従来のヒアルロニダーゼとの比較: ヒアルロニダーゼSD−678は前記したような理化学的性
質を有している。Comparison with conventional hyaluronidase: Hyaluronidase SD-678 has physicochemical properties as described above.

従来からヒアルロニダーゼは動物の組織やある種の微生
物の培養物中にその存在が知られている。Hyaluronidase has been known to exist in animal tissues and cultures of certain microorganisms.

動物由来のヒアルロニダーゼはいずれも加水分解酵素で
あり、ヒアルロン酸に作用して4糖又は6糖を生成する
ことから、リアーゼであるヒアルロニダーゼSD−678と
はその作用の点で異なっている。
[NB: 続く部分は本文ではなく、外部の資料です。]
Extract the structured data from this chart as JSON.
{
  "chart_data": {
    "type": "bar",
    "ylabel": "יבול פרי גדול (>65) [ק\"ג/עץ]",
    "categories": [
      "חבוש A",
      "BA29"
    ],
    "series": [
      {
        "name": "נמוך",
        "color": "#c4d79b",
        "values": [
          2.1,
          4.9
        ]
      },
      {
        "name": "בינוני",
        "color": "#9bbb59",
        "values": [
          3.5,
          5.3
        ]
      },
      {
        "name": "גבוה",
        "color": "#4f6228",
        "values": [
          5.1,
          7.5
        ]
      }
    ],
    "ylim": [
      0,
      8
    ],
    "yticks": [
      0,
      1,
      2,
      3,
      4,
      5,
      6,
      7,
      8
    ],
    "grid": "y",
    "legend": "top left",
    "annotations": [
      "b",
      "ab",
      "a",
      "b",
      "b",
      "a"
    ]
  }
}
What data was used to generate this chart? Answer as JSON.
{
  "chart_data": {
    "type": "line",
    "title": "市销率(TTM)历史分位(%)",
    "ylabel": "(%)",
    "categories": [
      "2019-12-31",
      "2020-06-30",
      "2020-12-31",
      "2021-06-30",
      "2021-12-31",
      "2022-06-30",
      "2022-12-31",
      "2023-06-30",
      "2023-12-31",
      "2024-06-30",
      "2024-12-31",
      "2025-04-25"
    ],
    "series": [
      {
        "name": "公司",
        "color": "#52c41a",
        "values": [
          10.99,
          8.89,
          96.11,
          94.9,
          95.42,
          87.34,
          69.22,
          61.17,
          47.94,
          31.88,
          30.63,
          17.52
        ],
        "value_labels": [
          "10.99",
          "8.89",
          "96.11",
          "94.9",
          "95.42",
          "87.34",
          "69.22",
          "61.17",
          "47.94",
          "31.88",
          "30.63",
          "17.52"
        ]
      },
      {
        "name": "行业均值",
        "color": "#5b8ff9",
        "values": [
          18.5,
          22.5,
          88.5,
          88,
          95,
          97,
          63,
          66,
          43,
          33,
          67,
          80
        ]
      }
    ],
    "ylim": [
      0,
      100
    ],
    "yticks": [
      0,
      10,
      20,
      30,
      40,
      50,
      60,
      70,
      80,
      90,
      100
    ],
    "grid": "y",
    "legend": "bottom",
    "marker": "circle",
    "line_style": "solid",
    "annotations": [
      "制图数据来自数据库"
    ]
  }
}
All of the animal-derived hyaluronidases are hydrolases and act on hyaluronic acid to produce tetrasaccharides or hexasaccharides, and thus differ from lyase hyaluronidase SD-678 in the action.

一方、微生物由来のヒアルロニダーゼで、その理化学的
性質が検討されているヒアルロニダーゼとしては、スト
レプトマイセス・ヒアルロリィティカス・ノボ・エスピ
ー、ストレプトマイセス・コガネイエンスNo.8231、ス
タフィロコッカス・アウレウス、ペプトストレプトコッ
カス・エスピー84H14S、プロピオニバクテリウム・アク
ネス又はストレプトコッカス・ピオゲネスの産生するヒ
アルロニダーゼがある。On the other hand, hyaluronidases derived from microorganisms, as hyaluronidases whose physicochemical properties have been investigated, include Streptomyces hyalurolyticus Novo Espy, Streptomyces coganeiens No. 8231, Staphylococcus aureus, There is hyaluronidase produced by Peptostreptococcus sp. 84H14S, Propionibacterium acnes or Streptococcus pyogenes.

ここで、これらの微生物由来のヒアルロニダーゼとヒア
ルロニダーゼSD−678の性質を比較して表に示す。Here, the properties of hyaluronidase and hyaluronidase SD-678 derived from these microorganisms are compared and shown in the table.

従来から知られている微生物由来のヒアルロニダーゼ
は、ヒアルロン酸のβ−ヘキソサミニド結合を分解する
リアーゼであり、作用の点ではいずれも共通している。 The conventionally known microbial-derived hyaluronidase is a lyase that decomposes the β-hexosaminide bond of hyaluronic acid, and has a common action.

しかし、ストレプトマイセス、ペプトストレプトコッカ
スおよびプロピオニバクテリウム由来のヒアルロニダー
ゼとヒアルロニダーゼSD−678とは基質特異性、至適p
H、分子量などの点でその性質が異なる。また、スタフ
ィロコッカス由来のヒアルロニダーゼとは至適pHや分子
量の点でその性質が異なる。However, the hyaluronidases derived from Streptomyces, Peptostreptococcus and Propionibacterium and hyaluronidase SD-678 have a substrate specificity, an optimal p
The properties differ in terms of H and molecular weight. In addition, the hyaluronidase derived from Staphylococcus differs in its properties in terms of optimum pH and molecular weight.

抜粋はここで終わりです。